Steve Umidha @steveumidha
With seven months to go until a new formula for revenue sharing across the 47 counties is released, Commission on Revenue Allocation (CRA) is now unsure whether to retain the current formula or adopt a third-generation plan.
This has increased anxiety around the contentions issue that has already attracted conflicting views from policy makers. Chairperson Jane Kiringai was yesterday non-committal on whether the commission would come up with a new revenue sharing formula for counties before the next financial year, implement a new plan or stick with the current structure.
She described the process as technical and one that requires objective and consultative approach from the governors, Parliament and the public.“The options are still open, we could either come up with a new one as is expected or stick to the current one, we are still in the early stages of review process,” said Kiringai,
She, however, acknowledged that time was running out for a new plan to be in place on time to cool down emerging divergent voices on the matter.

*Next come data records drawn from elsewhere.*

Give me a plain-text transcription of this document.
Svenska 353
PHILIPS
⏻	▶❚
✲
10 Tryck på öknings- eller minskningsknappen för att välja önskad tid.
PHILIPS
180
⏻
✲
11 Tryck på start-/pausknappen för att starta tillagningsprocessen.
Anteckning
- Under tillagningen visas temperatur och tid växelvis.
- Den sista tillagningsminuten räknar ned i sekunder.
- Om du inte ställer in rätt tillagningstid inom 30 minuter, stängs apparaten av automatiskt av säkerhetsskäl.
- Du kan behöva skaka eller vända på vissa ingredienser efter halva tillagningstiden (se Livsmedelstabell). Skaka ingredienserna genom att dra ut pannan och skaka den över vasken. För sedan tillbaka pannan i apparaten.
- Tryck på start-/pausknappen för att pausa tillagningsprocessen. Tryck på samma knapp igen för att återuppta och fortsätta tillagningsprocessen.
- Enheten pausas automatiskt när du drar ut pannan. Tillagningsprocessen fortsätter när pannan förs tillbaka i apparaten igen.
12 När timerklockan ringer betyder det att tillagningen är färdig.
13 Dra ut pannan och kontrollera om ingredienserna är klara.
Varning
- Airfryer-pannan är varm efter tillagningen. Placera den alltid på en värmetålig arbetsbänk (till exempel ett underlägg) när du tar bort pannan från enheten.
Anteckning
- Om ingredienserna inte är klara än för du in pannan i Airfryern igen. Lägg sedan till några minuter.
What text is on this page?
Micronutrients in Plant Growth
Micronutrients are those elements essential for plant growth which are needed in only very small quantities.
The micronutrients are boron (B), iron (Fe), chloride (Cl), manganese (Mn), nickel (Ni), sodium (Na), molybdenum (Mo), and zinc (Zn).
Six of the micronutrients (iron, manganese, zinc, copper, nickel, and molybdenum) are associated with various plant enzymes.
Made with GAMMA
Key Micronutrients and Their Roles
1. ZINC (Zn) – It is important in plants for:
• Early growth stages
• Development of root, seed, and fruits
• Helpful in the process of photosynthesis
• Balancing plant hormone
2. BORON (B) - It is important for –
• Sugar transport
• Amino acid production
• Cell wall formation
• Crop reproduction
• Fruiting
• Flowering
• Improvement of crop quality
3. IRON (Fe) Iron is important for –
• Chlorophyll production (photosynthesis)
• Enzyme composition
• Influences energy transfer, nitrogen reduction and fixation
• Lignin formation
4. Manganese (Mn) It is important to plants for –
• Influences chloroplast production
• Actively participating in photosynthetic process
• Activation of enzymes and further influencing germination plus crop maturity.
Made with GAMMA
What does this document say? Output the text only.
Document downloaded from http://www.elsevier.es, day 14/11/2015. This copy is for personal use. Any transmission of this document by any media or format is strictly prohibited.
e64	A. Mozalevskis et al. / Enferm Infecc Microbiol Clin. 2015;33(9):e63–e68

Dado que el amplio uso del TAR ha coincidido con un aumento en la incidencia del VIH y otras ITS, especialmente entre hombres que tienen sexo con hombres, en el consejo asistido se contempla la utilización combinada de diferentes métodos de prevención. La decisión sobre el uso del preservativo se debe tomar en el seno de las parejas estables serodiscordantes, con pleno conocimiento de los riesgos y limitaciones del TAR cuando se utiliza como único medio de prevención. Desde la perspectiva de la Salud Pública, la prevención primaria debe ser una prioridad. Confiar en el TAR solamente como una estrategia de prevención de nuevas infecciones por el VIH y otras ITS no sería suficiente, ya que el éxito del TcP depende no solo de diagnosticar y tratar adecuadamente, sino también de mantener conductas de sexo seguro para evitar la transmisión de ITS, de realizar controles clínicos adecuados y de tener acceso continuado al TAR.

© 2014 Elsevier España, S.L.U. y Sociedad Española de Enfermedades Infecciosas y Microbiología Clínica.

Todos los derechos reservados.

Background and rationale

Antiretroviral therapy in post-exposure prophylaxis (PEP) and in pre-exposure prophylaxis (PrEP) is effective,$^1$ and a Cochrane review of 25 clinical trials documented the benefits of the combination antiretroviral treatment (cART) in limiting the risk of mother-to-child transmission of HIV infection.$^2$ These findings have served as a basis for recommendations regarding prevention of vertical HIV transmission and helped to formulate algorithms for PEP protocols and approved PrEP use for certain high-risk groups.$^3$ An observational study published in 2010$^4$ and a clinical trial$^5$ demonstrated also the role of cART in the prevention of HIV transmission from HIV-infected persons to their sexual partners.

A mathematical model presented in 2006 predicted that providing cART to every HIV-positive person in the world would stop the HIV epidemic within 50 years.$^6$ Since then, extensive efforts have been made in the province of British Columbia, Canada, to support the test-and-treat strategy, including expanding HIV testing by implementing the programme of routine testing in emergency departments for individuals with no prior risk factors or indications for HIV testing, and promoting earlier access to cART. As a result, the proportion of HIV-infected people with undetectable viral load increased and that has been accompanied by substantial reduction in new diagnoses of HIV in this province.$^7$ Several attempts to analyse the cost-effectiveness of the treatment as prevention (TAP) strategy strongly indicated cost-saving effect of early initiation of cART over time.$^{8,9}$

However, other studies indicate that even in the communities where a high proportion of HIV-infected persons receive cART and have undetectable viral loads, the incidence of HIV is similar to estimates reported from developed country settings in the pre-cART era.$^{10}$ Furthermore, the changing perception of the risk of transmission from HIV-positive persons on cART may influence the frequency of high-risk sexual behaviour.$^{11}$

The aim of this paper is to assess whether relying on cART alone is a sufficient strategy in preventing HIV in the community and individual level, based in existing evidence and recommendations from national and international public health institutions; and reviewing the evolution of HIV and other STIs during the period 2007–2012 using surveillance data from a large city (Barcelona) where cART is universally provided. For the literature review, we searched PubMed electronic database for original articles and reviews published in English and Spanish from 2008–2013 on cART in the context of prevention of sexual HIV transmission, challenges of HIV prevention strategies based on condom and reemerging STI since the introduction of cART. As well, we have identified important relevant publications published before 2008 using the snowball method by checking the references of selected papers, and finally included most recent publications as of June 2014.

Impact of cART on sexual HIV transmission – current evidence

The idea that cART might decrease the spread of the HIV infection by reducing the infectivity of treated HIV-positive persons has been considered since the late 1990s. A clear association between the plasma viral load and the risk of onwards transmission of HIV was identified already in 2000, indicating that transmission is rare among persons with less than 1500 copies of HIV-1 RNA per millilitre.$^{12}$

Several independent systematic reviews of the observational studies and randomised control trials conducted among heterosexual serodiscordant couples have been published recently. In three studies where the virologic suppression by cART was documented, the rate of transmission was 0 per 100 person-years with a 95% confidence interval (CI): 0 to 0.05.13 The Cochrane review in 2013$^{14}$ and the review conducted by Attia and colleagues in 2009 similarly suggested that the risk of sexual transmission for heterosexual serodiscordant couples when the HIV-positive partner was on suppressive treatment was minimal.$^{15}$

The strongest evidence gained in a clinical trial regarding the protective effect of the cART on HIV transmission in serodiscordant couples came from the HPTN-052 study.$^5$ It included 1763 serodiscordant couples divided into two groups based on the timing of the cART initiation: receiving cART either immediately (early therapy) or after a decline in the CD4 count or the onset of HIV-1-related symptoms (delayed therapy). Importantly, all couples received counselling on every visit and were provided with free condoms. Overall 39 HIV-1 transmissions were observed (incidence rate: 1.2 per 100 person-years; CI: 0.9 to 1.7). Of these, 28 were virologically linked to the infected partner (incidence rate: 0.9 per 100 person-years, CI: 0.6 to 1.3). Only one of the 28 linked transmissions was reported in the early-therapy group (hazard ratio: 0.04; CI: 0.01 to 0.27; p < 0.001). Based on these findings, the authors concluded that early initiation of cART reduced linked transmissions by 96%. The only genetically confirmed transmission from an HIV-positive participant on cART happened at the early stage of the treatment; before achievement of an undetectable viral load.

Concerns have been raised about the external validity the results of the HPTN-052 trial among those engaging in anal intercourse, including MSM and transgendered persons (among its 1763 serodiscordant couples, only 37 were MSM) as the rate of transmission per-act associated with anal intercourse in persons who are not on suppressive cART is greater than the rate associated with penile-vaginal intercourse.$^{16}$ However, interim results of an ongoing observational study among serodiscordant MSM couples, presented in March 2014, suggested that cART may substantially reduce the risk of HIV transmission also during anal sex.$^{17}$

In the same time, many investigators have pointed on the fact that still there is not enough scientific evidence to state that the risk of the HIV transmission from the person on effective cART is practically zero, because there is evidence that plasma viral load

“We still have time until the next financial year to have it in place, this one will be very objective,” she said, adding that the commission was yet to settle on the parameters to be used for the tedious process.
The second generation formula pegs equitable share on population at 45 per cent, basic equal share at 26 per cent, poverty at 18 per cent, land area at eight per cent, fiscal responsibility at two per cent and development factor at one per cent.
There have been concerns from some counties which are opposed to the present set-up, saying it is not balanced owing to the huge chunks of revenues allocated to some counties.